Para Patricia, esses relatos ilustram o impacto do início da vida sobre toda a trajetória emocional e corporal do indivíduo. “Os primeiros anos são fundamentais para o desenvolvimento físico, social e psíquico”, afirma. “A tarefa parental é exaustiva, mas é nesse vínculo — sustentado pela alimentação, pelo afeto e pela presença — que a relação da criança com o próprio corpo e com o mundo começa a se formar.”
Conclusão
Os primeiros anos de vida representam um período de intensa construção subjetiva, no qual cada gesto de cuidado, cada olhar e cada oferta de alimento compõem as bases do desenvolvimento emocional, social e corporal da criança. Na alimentação, muitas vezes reduzida a um ato biológico, revela-se também uma linguagem afetiva, carregada de sentido e capaz de sustentar — ou fragilizar — os vínculos iniciais.
A partir das experiências relatadas por Patricia, fica evidente que a parentalidade é uma tarefa complexa, exaustiva e repleta de desafios, mas também profundamente transformadora. Não existem caminhos perfeitos. O que existe é a necessidade de presença, de apoio e de um olhar menos julgador sobre as escolhas e limitações de cada família. Como lembra a especialista, “é na troca, na disponibilidade emocional e na construção diária do vínculo que o bebê começa a se reconhecer no mundo”.

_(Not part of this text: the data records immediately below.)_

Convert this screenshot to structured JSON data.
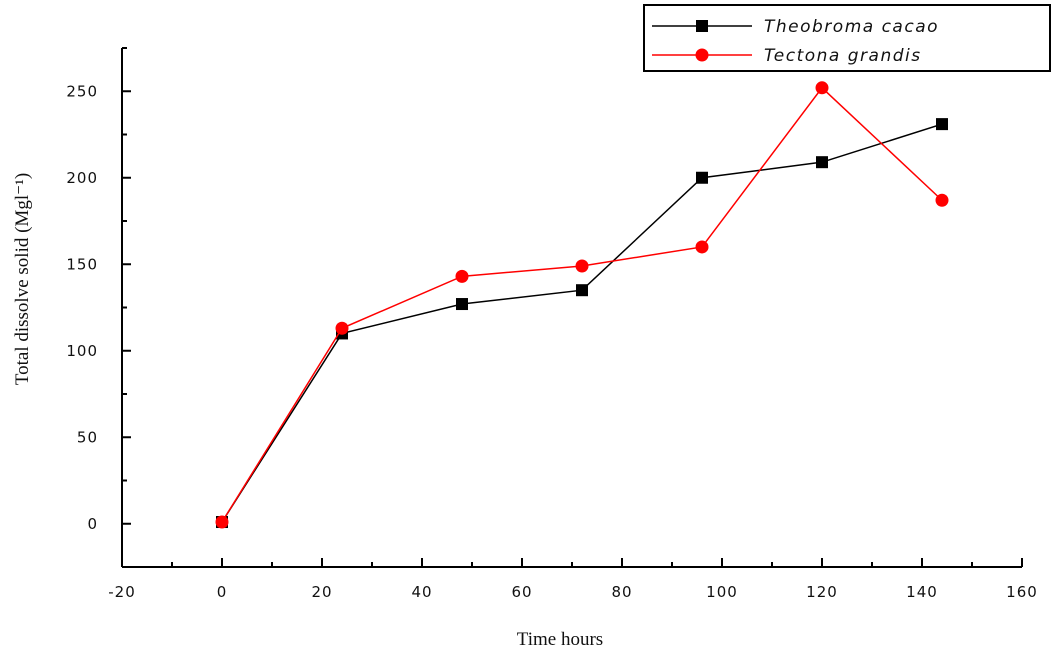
{
  "chart_data": {
    "type": "line",
    "title": "",
    "xlabel": "Time hours",
    "ylabel": "Total dissolve solid (Mgl⁻¹)",
    "xlim": [
      -20,
      160
    ],
    "ylim": [
      -25,
      275
    ],
    "x_ticks": [
      -20,
      0,
      20,
      40,
      60,
      80,
      100,
      120,
      140,
      160
    ],
    "y_ticks": [
      0,
      50,
      100,
      150,
      200,
      250
    ],
    "grid": false,
    "legend_position": "top-right",
    "x": [
      0,
      24,
      48,
      72,
      96,
      120,
      144
    ],
    "series": [
      {
        "name": "Theobroma cacao",
        "color": "#000000",
        "marker": "square",
        "values": [
          1,
          110,
          127,
          135,
          200,
          209,
          231
        ]
      },
      {
        "name": "Tectona grandis",
        "color": "#ff0000",
        "marker": "circle",
        "values": [
          1,
          113,
          143,
          149,
          160,
          252,
          187
        ]
      }
    ]
  }
}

Fortalecer a rede de apoio, acolher as fragilidades e compreender que alimentar também é um ato simbólico são passos fundamentais para que pais e cuidadores se sintam mais seguros nessa jornada. E é nessa combinação de afeto, cuidado e conhecimento que se formam sujeitos mais saudáveis — emocionalmente, fisicamente e psiquicamente.
No fim, a vida que começa no colo se expande para o mundo. E esse primeiro acolhimento, tão simples e tão profundo, acompanha a criança por toda a existência.